Polygon: Symbolic Reasoning for SQL using Conflict-Driven Under-Approximation Search
This addresses the problem of verifying and debugging SQL queries for database developers and researchers, representing a novel method rather than an incremental improvement.
The paper tackles the problem of efficiently generating inputs for SQL queries to satisfy given properties, such as disproving equivalence or disambiguating queries, using a symbolic reasoning engine called Polygon. The result shows that Polygon significantly outperforms prior techniques, as evaluated on over 30,000 benchmarks across two tasks.
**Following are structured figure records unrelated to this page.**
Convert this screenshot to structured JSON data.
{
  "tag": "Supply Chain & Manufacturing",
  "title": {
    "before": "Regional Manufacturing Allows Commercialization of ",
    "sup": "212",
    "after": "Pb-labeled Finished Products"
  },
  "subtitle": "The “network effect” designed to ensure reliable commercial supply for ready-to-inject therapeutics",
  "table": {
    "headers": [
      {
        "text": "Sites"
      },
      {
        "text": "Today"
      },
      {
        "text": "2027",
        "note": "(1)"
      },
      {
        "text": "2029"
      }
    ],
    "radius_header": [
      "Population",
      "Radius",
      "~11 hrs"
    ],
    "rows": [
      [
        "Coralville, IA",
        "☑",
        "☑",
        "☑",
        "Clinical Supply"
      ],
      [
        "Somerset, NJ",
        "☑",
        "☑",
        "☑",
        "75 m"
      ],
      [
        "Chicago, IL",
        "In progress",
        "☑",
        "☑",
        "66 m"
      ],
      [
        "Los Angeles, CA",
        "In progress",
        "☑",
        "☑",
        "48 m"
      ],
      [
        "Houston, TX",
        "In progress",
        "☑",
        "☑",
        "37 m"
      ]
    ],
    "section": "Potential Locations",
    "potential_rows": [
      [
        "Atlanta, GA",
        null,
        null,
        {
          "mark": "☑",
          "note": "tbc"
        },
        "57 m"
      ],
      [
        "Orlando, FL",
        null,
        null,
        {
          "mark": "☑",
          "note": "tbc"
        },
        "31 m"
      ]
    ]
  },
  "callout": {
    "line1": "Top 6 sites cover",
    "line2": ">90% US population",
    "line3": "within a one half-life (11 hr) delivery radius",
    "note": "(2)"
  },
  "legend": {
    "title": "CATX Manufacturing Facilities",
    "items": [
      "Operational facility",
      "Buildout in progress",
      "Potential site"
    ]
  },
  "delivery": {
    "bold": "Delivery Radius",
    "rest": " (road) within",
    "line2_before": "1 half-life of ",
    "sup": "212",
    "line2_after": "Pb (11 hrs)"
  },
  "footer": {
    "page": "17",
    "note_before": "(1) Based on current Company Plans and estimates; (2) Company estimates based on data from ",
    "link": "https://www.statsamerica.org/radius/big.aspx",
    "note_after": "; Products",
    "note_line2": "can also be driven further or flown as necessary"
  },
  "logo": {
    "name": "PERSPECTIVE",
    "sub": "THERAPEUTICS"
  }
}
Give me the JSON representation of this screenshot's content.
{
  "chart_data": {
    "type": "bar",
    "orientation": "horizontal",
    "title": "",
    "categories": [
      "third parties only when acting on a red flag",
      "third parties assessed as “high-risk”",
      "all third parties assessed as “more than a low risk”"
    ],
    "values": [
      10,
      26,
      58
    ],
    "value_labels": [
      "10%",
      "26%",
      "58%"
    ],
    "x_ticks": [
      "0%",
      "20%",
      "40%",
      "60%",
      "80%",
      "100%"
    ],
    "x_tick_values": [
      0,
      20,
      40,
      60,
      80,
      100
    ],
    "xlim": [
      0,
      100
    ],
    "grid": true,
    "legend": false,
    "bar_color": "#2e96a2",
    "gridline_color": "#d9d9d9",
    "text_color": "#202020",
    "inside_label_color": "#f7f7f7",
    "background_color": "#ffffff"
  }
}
We present a novel symbolic reasoning engine for SQL which can efficiently generate an input $I$ for $n$ queries $P_1, \cdots, P_n$, such that their outputs on $I$ satisfy a given property (expressed in SMT). This is useful in different contexts, such as disproving equivalence of two SQL queries and disambiguating a set of queries. Our first idea is to reason about an under-approximation of each $P_i$ -- that is, a subset of $P_i$'s input-output behaviors. While it makes our approach both semantics-aware and lightweight, this idea alone is incomplete (as a fixed under-approximation might miss some behaviors of interest). Therefore, our second idea is to perform search over an expressive family of under-approximations (which collectively cover all program behaviors of interest), thereby making our approach complete. We have implemented these ideas in a tool, Polygon, and evaluated it on over 30,000 benchmarks across two tasks (namely, SQL equivalence refutation and query disambiguation). Our evaluation results show that Polygon significantly outperforms all prior techniques.